If so, I better write my database creation scripts in standard SQL.
- In other words: !!! Consider specific needs as instances of a (more general) class of extrapolated needs !!!
- In yet other words: !!! Every time you recognize a specific problem as an instance of a class of problems, you create
the opportunity to not only solve the specific problem (kludge), but also similar future problems) !!!
- In still other words: !!! Generalize !!!
- However; be careful not to overdue this. Taken to the extreme, any particular case is a case of 'something,'
yet designing a system which can handle 'anything and everything' is doomed for both failure to finish and extreme complexity.
- Harness feedback:
- Have people know their roles:
- Some things tarchitects and marketects should never do (p. 60):
- Make promises ($$, delivery schedules, etc.) to (potential) customers without first checking back.
- Preclude/exclude opportunities without first checking back.
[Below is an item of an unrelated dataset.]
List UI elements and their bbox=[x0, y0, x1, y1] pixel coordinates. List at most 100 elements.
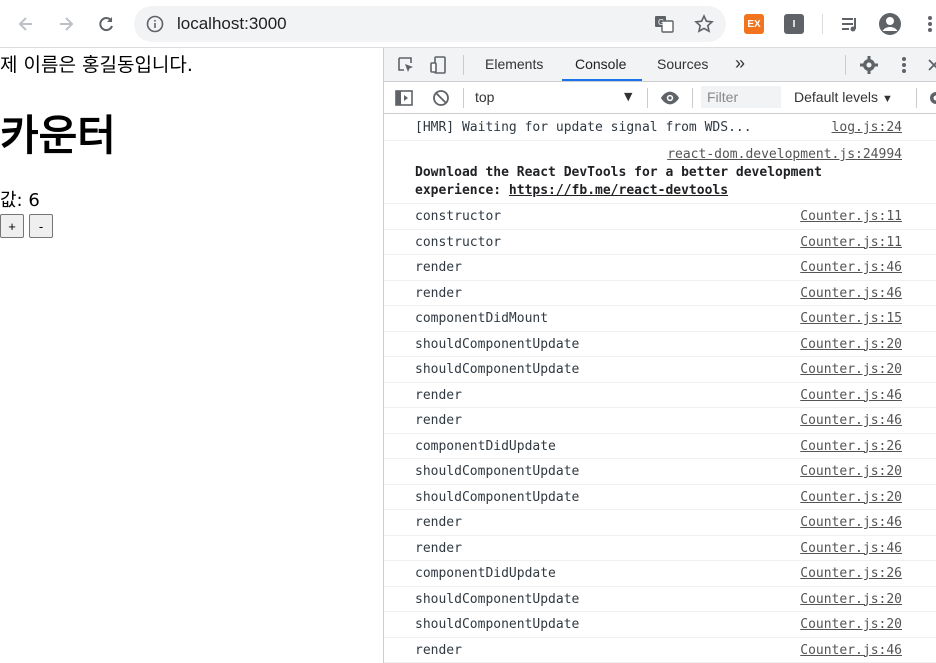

- Lie or gamble; being considered uncertain is less harmful than being considered a liar.
- Working in clarity:
- Tarchitects and marketects both understand problem domain.
- Problem: Why is a marketect not understanding the problem domain worse than a tarchitect not understanding it.
- Agree on common means of documentation and representation; e.g., language; set of terms.
- Mutual respect for each other's responsibilities and accountabilities.
- Make the data available; transparency.